Reading Time: 3 minutes

She started her career working for Teach for America on a Navajo reservation, received a MBA from Kellogg School of Management at Northwestern University, and models an impactful & conscious lifestyle, with many, many psyched clients — that’s the value that our latest #TheFemaleEquation feature brings to the table! Hannah Gay is a consultant and coach who advocates for social impact…without the BS!

When I first started Positive Equation, I was looking for like-minded female entrepreneurs to connect with. Like all good connections happen, I slid into her DMs on Instagram!

Q1: When did you decide to start your biz? Was there an “aha” moment?

A1: I had quit my previous job with nothing lined up and a ton of grad school debt, which was slightly terrifying. I reached out to my network attempting to get some bridge projects to work on during a job search. Within a few months, I had enough work lined up to make me feel secure enough to turn down a couple of job offers.

I quickly put together a brand based on what I thought my clients wanted then, but a year later, I pretty much redid and honed everything based on what I’d learned in my first year. I’d say that’s when I really, really started things.

Q2: What challenge have you overcome and how?

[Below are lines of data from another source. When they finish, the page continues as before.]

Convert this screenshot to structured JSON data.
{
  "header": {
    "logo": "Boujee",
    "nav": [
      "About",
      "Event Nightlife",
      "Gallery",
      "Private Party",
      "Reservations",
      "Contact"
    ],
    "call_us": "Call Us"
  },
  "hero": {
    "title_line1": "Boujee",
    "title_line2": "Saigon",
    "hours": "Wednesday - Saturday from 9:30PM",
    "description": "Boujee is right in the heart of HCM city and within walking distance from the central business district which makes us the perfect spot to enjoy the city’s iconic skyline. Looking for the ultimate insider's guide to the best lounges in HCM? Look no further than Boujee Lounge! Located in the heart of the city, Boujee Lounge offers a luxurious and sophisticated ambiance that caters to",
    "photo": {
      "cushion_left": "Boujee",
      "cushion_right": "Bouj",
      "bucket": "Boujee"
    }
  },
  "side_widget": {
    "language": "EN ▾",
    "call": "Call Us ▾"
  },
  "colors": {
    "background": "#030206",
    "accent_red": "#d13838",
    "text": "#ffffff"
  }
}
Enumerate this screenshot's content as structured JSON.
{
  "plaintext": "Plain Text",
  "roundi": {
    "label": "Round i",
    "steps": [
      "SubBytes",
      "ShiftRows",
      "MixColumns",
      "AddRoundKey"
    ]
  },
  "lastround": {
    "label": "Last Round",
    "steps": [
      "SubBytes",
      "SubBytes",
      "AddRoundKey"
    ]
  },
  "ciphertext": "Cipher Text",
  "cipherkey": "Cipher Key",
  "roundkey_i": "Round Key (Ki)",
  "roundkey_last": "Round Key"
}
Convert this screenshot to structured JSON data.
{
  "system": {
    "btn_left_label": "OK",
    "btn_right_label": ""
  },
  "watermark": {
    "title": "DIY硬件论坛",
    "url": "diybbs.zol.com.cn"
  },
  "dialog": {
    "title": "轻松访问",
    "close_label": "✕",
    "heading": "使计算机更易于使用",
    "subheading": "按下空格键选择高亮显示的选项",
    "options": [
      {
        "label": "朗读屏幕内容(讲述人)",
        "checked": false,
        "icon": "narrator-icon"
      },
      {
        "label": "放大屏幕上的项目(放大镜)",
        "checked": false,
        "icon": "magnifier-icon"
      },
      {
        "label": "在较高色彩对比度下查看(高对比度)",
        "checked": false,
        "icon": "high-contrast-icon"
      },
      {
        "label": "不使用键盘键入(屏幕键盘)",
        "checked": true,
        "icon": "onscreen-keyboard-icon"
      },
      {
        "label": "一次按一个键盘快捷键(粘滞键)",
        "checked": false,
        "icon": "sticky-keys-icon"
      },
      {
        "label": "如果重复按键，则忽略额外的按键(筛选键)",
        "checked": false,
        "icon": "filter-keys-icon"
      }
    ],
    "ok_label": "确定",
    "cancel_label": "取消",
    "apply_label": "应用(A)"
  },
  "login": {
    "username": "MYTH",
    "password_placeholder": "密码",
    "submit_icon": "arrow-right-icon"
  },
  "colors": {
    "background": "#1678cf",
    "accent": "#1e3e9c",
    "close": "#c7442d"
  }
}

A2: I think the biggest thing is the constant learning and figuring out how to manage that as a solopreneur. I have never referred to myself as a freelancer; I have a business model and a business and it’s very deliberately just me.

But that said, I’m often finding myself having conversations with… myself. I have to hold myself accountable to either structuring my growth and decision making like I do with my clients, or getting outside help from peers or a coach.

Q3: Who’s an inspiration or mentor to you in this rollercoaster ride of owning your own biz + one piece of advice they’ve shared with you.

A3: A whole cadre of other women I know through various networks – college, grad school, even Instagram – who also own very small 1-3 person shops. There are so many public figures out there running startups and they’re great, but I think a very small service-based business is a unique ballgame.

Number one piece of advice? Raise prices. Charge like you’re an expert because you are. I realistically directly serve clients max like 20 hours a week and spend the rest of my time expanding and honing my expertise and building my business. I need to make enough in that time to make this sustainable.

Q4: We all need fuel! What’s your current go-to podcast or book right now?

A4: Lately I’ve been really into business books I meant to read in business school. I recently finished both “Givers & Takers” by Adam Grant and “Good to Great” by Jim Collins. One is about successful people generally and the other is about how some huge corporations become great. Neither is directly applicable to my work, but both had really insightful tidbits I can extract to both help my own business and help my clients in their strategy.

Q5: What does a “positive equation” look like to you?

A5: One where the sum is greater than the whole of the parts. It sounds cheesy, but that’s so doable and SO necessary in social impact where things are looked at so often as “zero sum.”